Diskussion über Hamburgs Köhlbrandbrücke: „Eine absolut ikonische Form“
Der geplante Abriss der Köhlbrandbrücke ist keine gute Idee, meint Kristina Sassenscheidt vom Hamburger Denkmalverein.
taz: Frau Sassenscheidt, was ist an der Hamburger Köhlbrandbrücke so besonders, dass sie nicht abgerissen werden sollte?
Kristina Sassenscheidt: Also zuallererst ist es eines der wichtigsten Wahrzeichen von Hamburg. Auf jeder Brötchentüte, auf der eine Silhouette von Hamburg drauf ist, sieht man diese Köhlbrandbrücke. Und Hamburg hat nicht so viele Wahrzeichen.
Den Michel noch, den Fernsehturm, und vielleicht jetzt auch die Elbphilharmonie.
Man kann sie an einer Hand abzählen, und die Köhlbrandbrücke ist da auf jeden Fall unverzichtbar.
Dabei geht die Köhlbrandbrücke ja über diesen zweiten Elbarm der Süderelbe, der weg von der Stadt durchs Hafengebiet führt, man kann sie von der eigentlichen Stadt aus gar nicht richtig sehen. Es ist eigentlich eine Brücke für den Hafen.
Das stimmt. Für die meisten Hamburgerinnen und Hamburger hat die Brücke eher eine stadtbildprägende Bedeutung. Sie sehen sie von Weitem und sind da nicht regelmäßig drauf, und dann gibt es noch die, die regelmäßig über die Brücke pendeln oder mit dem LKW rüberfahren. Vermutlich haben die wenigsten die Brücke schon einmal angefasst oder sind draufgestanden. Es ist eher eine Schönheit, die man von Weitem bewundert.
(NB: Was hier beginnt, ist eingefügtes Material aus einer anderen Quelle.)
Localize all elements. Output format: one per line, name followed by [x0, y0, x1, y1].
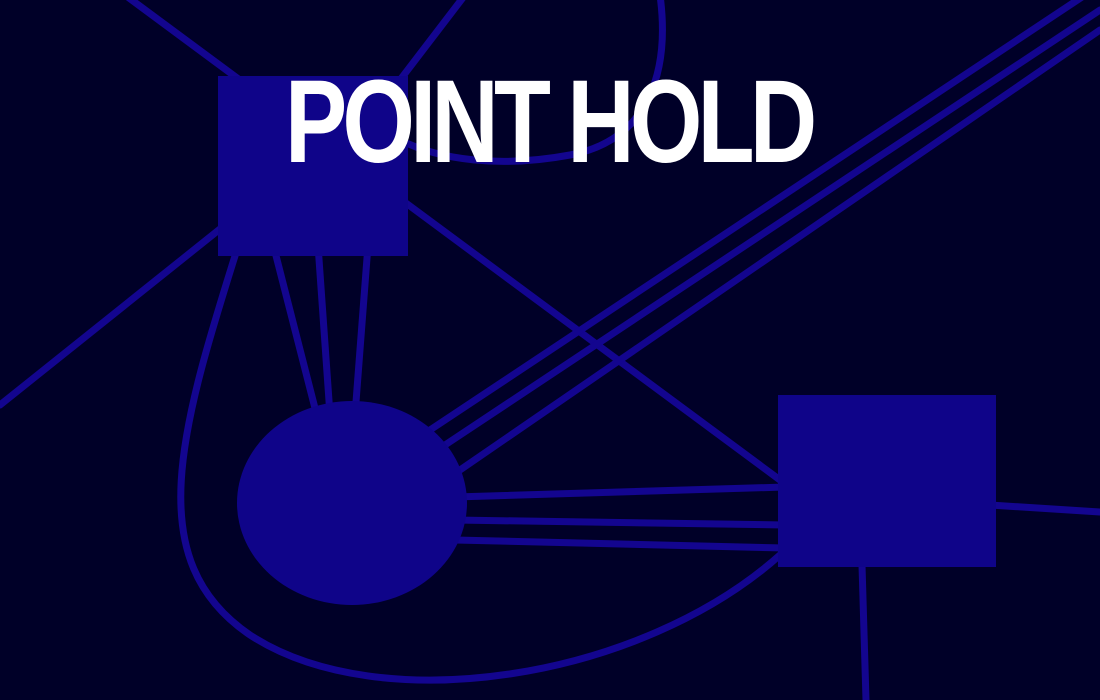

1977 in Hamburg geboren, hat Architektur an der TU Berlin studiert und ist seit 2019 Geschäftsführerin des Hamburger Denkmalvereins.
Wenn man dann doch mal mit dem Auto rüberfährt, hat man das Gefühl, man schwebt über der Stadt.
Ich erinnere mich daran, wie mein Vater mit uns Kindern extra darübergefahren ist. Das ist einfach etwas Besonders, dieser Rhythmus der geschwungenen Straße mit den zwei Pylonen hintereinander …
Das sind die Pfeiler, an denen die Brücke dranhängt?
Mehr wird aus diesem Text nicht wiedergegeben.